5日たち検査結果が出た。医者の表情が曇ってるように見えるけど…気のせいかな??そう思いながら結果を聞いた。
『落ち着いて聞いてくださいね…。あなた達のお母さんは胃がんです…。とても重いうえに進行が早くて…あと1ヶ月持ったらいいほうだと思います…』
頭が真っ白になった……あんな元気な母ちゃんとあと1ヶ月しか一緒にいられない…そう思うだけで涙が止まらなかった。
翌日母ちゃんにその病気のことを告げた。母ちゃんはびっくりしていたが、
『大丈夫や。母ちゃんそんな簡単に死なんから』と、作り笑いを見せて俺たちを安心させてくれた。そんな母ちゃんの優しさに俺はまた涙が出そうだった…。
1ヶ月の間に母ちゃんとたくさんの話をした。くだらない笑い話とか、最近あったこととかいろんな話。だけど、こうやって話せるのもあと1ヶ月だって思うと、本当に悲しくて…なんで母ちゃんが死んじゃうんだろうって、我慢できなくてトイレに行くふりして大号泣してたときもあった。
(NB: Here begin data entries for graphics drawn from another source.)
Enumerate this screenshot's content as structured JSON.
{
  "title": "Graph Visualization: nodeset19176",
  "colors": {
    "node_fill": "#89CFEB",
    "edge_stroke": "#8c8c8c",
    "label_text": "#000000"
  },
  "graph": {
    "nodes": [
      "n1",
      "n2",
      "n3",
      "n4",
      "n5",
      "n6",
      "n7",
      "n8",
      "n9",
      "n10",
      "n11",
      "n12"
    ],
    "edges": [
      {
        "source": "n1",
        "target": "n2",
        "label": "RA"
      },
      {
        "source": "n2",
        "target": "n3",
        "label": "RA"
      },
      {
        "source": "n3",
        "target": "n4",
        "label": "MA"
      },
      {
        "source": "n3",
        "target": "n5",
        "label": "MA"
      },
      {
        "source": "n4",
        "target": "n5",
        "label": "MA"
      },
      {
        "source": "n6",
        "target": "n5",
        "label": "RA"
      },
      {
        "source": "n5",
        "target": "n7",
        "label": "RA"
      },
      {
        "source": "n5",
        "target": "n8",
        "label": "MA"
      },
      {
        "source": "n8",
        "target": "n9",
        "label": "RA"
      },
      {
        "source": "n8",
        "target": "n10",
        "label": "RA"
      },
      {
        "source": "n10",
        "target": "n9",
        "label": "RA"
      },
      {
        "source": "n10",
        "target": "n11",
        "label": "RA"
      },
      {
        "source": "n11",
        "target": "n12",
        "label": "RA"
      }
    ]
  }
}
そして1ヶ月と少したったある日に、家に電話が入った。病院からだった。
『お母さんの容態が急変しました!!今すぐ病院に来てください!!』
父ちゃんが車を走らせ、俺たちは急いで病院に向かった。母ちゃん死んじゃダメ!俺と妹でずっと叫んでいた。
病院につき、病室の扉を思い切り開けると…母ちゃんの顔には白い布がかぶされてあった……。あんなに元気だった母ちゃんが、とっても冷たくなって、ピクリとも動かなかった……。
みんな狂ったように泣き叫んだ。俺も本気で泣きじゃくった。母ちゃん…なんで死んじゃうんだよ…。
母ちゃんが死んだあとに看護婦さんに話を聞いた。
母ちゃんが、病院でずっと俺と春美の自慢話をしていたこと。
夜中ベッドで、家族で撮った写真見ながら泣きじゃくっていたこと。
ずっと寝言で、『心配かけてごめんね』ってつぶやいてたこと。
涙が止まらなかった。泣き叫びたくなった…。俺と妹はこんなにも母ちゃんに愛されてたんだ…。
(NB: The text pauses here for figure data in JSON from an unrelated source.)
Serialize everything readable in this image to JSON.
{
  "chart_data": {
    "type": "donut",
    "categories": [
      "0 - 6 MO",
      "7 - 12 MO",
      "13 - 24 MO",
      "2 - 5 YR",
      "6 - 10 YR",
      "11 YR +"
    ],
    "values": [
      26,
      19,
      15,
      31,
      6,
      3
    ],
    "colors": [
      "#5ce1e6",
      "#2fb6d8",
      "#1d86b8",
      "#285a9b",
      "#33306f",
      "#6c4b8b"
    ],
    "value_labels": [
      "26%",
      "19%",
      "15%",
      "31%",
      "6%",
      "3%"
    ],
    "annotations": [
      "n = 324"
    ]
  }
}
泣きながら家に帰ると、父ちゃんがビデオテープを出してきた。
『これ、母ちゃんに、【母ちゃんが死んだらこのビデオ雄太と春美に見せて】って頼まれてたから、見なさい。父ちゃんもまだ見てないから。』
父ちゃんはそう言いながら、デッキにビデオを入れた。ビデオには、まだ元気だった母ちゃんが映っていた。病院のベッドの上で微笑みながら映っている。母ちゃんはビデオの中で話し出した。
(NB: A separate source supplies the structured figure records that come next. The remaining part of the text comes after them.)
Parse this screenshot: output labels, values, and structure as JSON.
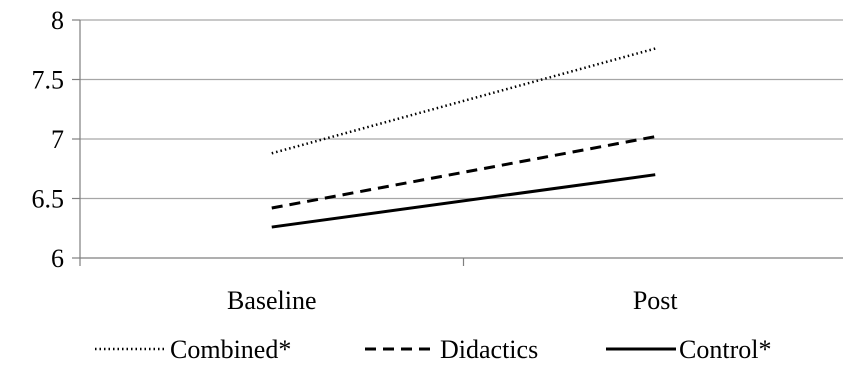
{
  "chart_data": {
    "type": "line",
    "categories": [
      "Baseline",
      "Post"
    ],
    "series": [
      {
        "name": "Combined*",
        "values": [
          6.88,
          7.76
        ],
        "dash": "dotted"
      },
      {
        "name": "Didactics",
        "values": [
          6.42,
          7.02
        ],
        "dash": "dashed"
      },
      {
        "name": "Control*",
        "values": [
          6.26,
          6.7
        ],
        "dash": "solid"
      }
    ],
    "yticks": [
      "6",
      "6.5",
      "7",
      "7.5",
      "8"
    ],
    "ylim": [
      6,
      8
    ],
    "grid": true,
    "legend": "bottom",
    "line_color": "#000000"
  }
}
『雄太に春美、元気でやってる?あんたらがこれ見てる頃には、もう母ちゃんいないんやねぇ…。学校はどう?楽しい?ちゃんと勉強できてる?母ちゃん、ちょっと心配やけど、きちんと天国からあんたら見てるからね。しっかりやらなあかんよ~!あと、父ちゃんにも迷惑かけとらん?父ちゃんは、母ちゃんが選んだほんといい人やから、きちんと言うこと聞いて迷惑かけんようにするんよ!それと、こんな母ちゃんでごめんねぇ…。あんたらにたくさん心配かけて、その上あんたらの面倒をもう見れんくて、こんな母ちゃん、母親として失格やね…。』
母ちゃんは、さっきまで笑顔だったのに、急に泣きだし、涙声で話し出した。
『本当は母ちゃんもあんたらとずっとずっと一緒にいたかった。またいろんな話したかった。ずっっとずっとあんたらの成長見てたかった…。でも、それももうできないんやって思うと、本当に悔しいし悲しい…・。でもね…母ちゃん、死ぬことに後悔はしてない。生きてるうちに、父ちゃんと出会えて、雄太と春美産めて、本当に最高な人生だったと思う。こんな母ちゃんなのに、いままで一緒にいてくれてありがとうね。ずっとずっと天国で見守るつもりだから、母ちゃんの分まできちんと生きるんよ…!!それじゃぁ、お別れね…。本当にありがとう…ちゃんと幸せになるんやで…!!!』そこでビデオは途切れた…。
ビデオを見終わったとき、知らない間に大粒の涙がたくさん出ていることに気づいた。普段無口で頑固な父ちゃんまでもが、机に顔を伏せて声を上げて泣いていた。
ありがとう母ちゃん…
母ちゃん、大好き…こんなにも俺らのこと愛してくれてて…あんたは本当に最高の母ちゃんだったよ…俺は母ちゃんの子供で本当によかった…。
本当にありがとう…
母ちゃんが残した、天国からの贈り物は、今でも俺たちに元気を与えてくれる宝物となっている。